Reachability analysis

Example result of a reachability analysis

When adversaries breach a (zero trust) network and gain initial foothold via a phishing email, an appliance at the edge of the network, drive-by download or USB media, one of their first goals is to get the lay of the land. They are in essence “new hires” but without the onboarding process/program (1) resulting in limited knowledge and visibility about the IT environment. Based on their Discovery techniques, software vulnerabilities or misconfiguration are used to perform next steps.

Reachability analysis, similar to Attack Path Management, is an approach to “see” your network from the perspective of an adversary including critical paths they might choose. This approach can help security teams to prioritize security measures. In other words, remediate vulnerabilities with a higher reachability score first. It could also be used to determine the ‘blast radius’ on a network when a certain vulnerability is exploited.

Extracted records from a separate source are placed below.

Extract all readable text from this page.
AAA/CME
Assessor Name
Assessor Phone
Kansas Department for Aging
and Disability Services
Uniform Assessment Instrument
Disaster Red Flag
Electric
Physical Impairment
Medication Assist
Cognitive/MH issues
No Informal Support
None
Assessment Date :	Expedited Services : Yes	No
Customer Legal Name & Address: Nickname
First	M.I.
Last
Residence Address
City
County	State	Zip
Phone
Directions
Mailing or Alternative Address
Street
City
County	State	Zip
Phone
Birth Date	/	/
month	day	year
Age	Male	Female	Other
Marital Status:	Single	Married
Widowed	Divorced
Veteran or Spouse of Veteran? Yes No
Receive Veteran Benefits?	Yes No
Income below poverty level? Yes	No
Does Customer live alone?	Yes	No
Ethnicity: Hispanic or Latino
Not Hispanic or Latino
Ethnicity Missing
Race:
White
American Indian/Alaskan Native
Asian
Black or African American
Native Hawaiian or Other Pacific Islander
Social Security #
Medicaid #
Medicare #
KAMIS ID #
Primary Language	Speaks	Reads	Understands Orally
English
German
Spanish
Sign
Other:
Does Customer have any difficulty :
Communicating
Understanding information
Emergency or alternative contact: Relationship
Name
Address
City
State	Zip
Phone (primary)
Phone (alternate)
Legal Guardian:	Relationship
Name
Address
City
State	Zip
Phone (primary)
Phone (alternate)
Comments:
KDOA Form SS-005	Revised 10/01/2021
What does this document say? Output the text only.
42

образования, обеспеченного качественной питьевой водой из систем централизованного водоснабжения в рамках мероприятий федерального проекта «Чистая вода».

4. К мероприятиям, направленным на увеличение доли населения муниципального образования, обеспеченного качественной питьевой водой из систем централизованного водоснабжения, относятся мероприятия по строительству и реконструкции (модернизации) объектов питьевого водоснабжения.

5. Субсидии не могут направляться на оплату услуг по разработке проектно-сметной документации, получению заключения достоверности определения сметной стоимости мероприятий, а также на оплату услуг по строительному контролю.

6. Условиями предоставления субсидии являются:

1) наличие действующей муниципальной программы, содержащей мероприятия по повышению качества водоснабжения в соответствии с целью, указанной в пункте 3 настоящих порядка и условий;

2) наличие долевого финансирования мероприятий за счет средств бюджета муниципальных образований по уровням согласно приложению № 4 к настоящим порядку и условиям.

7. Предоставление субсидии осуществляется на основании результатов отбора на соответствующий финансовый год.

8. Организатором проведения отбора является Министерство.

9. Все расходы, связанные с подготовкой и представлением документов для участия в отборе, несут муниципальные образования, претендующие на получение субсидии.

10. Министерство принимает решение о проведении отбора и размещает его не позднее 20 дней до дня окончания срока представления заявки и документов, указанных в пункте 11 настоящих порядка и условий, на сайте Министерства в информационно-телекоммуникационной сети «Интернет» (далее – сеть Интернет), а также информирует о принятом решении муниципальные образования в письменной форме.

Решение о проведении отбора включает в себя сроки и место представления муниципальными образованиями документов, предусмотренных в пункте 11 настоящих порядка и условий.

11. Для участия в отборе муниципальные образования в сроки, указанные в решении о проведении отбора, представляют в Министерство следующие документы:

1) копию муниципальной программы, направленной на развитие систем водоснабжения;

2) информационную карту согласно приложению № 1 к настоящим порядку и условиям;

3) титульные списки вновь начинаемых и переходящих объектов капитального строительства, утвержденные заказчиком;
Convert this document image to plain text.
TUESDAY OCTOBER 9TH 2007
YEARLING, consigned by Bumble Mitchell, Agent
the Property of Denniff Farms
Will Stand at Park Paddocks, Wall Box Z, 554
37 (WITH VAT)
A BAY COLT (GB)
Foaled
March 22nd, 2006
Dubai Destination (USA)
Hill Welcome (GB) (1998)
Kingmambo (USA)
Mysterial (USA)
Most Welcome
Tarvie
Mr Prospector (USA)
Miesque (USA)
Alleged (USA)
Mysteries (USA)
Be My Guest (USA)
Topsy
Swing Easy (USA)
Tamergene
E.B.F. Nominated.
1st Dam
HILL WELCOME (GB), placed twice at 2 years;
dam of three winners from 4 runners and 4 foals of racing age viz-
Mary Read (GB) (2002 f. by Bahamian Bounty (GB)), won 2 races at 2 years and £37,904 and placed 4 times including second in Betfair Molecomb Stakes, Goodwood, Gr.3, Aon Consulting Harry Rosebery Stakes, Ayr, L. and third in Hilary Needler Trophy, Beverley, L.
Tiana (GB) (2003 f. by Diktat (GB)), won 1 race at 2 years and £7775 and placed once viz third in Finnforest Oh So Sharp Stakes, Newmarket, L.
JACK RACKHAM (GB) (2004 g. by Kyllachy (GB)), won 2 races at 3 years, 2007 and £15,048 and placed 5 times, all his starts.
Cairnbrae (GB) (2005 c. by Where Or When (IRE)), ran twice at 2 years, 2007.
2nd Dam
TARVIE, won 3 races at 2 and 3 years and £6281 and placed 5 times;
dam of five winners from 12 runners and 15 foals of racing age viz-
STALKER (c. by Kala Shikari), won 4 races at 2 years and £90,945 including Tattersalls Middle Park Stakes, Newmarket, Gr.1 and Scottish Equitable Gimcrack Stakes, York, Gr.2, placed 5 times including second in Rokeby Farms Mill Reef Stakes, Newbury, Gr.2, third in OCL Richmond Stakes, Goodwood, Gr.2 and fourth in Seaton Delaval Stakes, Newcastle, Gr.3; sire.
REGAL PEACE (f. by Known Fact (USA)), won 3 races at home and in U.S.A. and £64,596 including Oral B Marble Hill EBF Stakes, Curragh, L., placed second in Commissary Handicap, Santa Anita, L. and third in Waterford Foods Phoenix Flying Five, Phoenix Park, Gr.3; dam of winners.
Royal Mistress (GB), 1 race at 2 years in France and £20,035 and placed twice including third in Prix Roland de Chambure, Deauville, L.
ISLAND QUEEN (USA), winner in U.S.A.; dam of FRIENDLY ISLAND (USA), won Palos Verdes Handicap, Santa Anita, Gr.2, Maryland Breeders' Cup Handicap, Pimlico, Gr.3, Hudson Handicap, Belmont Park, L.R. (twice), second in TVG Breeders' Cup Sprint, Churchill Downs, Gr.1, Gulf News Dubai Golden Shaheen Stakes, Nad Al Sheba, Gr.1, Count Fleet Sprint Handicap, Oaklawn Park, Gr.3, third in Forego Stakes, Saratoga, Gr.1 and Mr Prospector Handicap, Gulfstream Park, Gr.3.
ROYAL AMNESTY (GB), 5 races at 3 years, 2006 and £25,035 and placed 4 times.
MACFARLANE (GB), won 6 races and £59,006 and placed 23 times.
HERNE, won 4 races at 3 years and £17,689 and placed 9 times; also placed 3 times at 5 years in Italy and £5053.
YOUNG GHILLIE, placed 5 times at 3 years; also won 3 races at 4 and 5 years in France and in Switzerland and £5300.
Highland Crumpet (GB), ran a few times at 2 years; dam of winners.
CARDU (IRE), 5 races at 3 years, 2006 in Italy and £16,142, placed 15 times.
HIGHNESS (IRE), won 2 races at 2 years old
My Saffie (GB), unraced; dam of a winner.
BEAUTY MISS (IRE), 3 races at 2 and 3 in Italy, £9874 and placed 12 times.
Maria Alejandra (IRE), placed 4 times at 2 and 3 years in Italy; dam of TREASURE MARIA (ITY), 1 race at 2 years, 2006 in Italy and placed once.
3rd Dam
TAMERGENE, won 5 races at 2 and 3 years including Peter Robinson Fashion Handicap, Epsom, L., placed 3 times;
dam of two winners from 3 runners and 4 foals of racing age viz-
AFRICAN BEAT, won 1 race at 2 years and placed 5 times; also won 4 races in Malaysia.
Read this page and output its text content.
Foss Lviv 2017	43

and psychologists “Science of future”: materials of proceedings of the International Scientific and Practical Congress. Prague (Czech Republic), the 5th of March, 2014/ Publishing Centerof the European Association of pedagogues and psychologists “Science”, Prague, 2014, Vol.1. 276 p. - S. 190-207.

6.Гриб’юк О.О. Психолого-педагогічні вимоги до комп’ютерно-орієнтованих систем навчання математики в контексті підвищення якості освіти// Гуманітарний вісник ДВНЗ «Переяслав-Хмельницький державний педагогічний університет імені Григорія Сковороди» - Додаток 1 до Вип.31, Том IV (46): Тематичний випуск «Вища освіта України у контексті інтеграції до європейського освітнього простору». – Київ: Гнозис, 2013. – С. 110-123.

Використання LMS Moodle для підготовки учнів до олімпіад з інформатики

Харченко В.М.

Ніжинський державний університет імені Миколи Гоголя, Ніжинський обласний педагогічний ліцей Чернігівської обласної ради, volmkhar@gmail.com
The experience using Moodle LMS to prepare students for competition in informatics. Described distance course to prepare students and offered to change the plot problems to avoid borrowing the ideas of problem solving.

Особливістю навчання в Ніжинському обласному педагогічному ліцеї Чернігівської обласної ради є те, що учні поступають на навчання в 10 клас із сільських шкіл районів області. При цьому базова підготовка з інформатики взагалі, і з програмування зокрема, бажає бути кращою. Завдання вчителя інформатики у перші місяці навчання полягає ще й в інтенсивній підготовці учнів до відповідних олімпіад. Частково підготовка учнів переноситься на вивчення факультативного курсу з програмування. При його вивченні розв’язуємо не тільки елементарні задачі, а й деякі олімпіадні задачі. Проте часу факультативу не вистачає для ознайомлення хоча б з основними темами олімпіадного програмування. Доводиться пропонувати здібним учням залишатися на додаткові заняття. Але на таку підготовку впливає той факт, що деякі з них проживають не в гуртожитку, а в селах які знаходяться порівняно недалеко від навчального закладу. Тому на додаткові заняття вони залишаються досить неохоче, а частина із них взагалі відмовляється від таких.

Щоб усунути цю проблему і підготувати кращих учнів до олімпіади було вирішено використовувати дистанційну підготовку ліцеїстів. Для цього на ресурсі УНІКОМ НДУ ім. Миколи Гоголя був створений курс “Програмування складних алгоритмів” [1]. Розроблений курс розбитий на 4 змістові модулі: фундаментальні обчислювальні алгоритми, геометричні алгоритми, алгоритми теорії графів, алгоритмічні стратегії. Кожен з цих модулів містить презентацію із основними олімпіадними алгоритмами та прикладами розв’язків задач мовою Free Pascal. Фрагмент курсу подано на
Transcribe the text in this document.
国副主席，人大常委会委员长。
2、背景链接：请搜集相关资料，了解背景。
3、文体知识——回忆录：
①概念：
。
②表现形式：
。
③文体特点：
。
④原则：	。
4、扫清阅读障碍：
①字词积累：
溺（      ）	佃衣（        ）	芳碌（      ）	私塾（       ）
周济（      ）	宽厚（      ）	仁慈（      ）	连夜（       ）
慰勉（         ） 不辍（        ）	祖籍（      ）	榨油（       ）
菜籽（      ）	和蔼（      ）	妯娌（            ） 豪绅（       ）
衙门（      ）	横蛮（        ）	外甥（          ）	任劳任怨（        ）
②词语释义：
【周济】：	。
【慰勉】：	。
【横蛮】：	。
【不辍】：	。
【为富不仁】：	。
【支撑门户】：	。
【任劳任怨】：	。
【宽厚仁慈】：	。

Graph representing example IT network based on VM and firewall data

The data used to build the graph and perform the reachability analysis can either be static or dynamic in nature. For this PoC both options where considered: using captured network traffic vs firewall ACL config. Both approaches have their advantages and disadvantages. Due to the sheer amount of required traffic to build a graph and the inevitable blind spots in the traffic, the firewall ACLs option was chosen. An advantage of using the captured network traffic option is that you probably no longer need the DHCP logs. More on this in the next paragraph.

Graph Theory

Graph theory is often used to solve practical challenges by modeling relationships between objects. It’s used for analyzing social networks, planning optimization, for security solutions and for this PoC to calculate and visualize reachability. In order to calculate the reachability of a vulnerability, I have chosen to utilize in-degree centrality. In-degree centrality measures how many other nodes are directly connected to a particular node. Nodes with a higher number of incoming connections tend to be more central or influential within the network because they are more frequently referenced or interacted with by other nodes. The amount of “source” nodes, in the graph are used as a weighting factor to calculate the in-degree centrality. This approach accommodates the fact that some firewall ACLs contain a handful of source addresses and sometimes entire subnets or zones (a grouping of vlan’s/subnets). Insight into the online assets per subnet (from the DHCP logs) is needed to calculate a realistic weight.

(Zero) Trust

To further give meaning to a reachability metric we need a “trust” element. For example, when an IT asset (PRINTER01) with a vulnerability (CVSS: 9.8) is only reachable from a couple of hosts on a subnet or zone that has an equal or higher trust value than the subnet/zone that this assets resides in, an argument can be made that reachability from a subnet with a lower trust value is more risky.

In order to make this work a trust score per zone is needed. For this PoC a fictitious mapping between existing security controls and the different zones was created including a classification scheme using a 4-point trust scale (high, medium, low, zero). For example:

  • the Internet zone is assigned the zero-trust score
  • the zone that contains all endpoint a low-trust score
  • the zone that contains all printers the medium-trust score
  • the zone that contains all database servers a high-trust score

This trust score is then included incorporated into the in-degree centrality calculation.